Mark Zandi, chief economist of Moody’s Analytics, which compiles the monthly employment report with ADP, said the jobs gains appear to be throttling down from about 175,000 a month down to around 125,000 a month. “That’s OK and it will probably forestall any increase in unemployment, but it’s certainly not enough to generate any declines in unemployment in a real significant way,” he said in a conference call with reporters Wednesday. “The only way is if the labor force continues to contract. This is a bit disappointing and shows the economy is growing more slowly coming into the spring and summer of this year.”

The slowdown is primarily due to the fiscal drag of the tax increases and spending cuts, Zandi observed. “They are starting to bite and starting to weaken growth,” he added. “It’s affecting all industries and almost all company sizes. The drag is very significant. If you tote up the impact on GDP from the tax increases and the spending cuts this year, it’s going to be about one and half percentage points of GDP. That’s the most fiscal drag that we’ve tried to digest as a nation since after World War II. This is a very ambitious effort at fiscal austerity, so it’s not surprising that it’s taking a bite out of the economy.”

Zandi predicted that the apex of the fiscal drag will be in the current quarter, Q2, and into Q3, when it will subtract about two percentage points from GDP growth, further weakening economic activity. “The tax increases and spending cuts from the sequester are all starting to kick in now and have an impact on the job market,” he said.

The other factor that may be playing a role in weakening employment growth is health care reform, especially among companies with around 50 employees.

“Companies that have close to 50 employees have some big decisions to make,” said Zandi. “If you’re over 50 employees, or full-time equivalents, in 2013, you have to provide health care insurance to your workers or you get penalized in 2014. If you’re less than 50, there’s no significant impact on you.

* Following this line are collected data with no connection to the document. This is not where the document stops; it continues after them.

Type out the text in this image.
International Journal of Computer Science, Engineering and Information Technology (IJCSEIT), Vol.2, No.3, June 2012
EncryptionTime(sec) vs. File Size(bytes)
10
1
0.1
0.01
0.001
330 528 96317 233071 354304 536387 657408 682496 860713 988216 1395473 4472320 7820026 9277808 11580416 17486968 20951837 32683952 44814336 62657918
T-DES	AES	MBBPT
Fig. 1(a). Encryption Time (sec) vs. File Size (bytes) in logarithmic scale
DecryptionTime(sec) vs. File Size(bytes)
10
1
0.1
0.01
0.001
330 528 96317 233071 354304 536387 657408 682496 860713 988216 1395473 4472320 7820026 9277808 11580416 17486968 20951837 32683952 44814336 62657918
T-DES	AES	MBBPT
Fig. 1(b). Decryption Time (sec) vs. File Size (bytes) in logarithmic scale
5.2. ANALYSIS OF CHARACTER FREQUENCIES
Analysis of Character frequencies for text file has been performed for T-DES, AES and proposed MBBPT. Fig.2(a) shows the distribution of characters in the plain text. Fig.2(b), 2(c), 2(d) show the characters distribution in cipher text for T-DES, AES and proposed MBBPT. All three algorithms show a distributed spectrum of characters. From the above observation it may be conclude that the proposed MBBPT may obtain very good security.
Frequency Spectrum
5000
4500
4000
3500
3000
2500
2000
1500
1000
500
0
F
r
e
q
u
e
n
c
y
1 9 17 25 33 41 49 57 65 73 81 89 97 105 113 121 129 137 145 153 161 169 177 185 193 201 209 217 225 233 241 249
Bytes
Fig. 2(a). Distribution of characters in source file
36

So that 50-employee threshold is important, and it feels like health care reform is having an impact.”

Zandi cautioned that the evidence is circumstantial and more data is needed over the next few months before drawing any firm conclusions. Health care reform has both pluses and minuses in terms of its impact on the broader economy. But Zandi noted that the slowdown in job growth in the last few months has primarily been among small companies with employee sizes around the 50 threshold, particularly at businesses in the leisure and hospitality, retail and construction industries, which are where the impact of the health care law is expected to be the most significant.

“The next three or six months, maybe even through the end of the year, are going to be soft,” he said. “The recovery will remain intact, but it’s going to be growing slowly, and the job growth we’re going to get really is not going to be enough to bring down unemployment in a meaningful way, unless we get a big plunge in the labor force, which isn’t particularly encouraging.”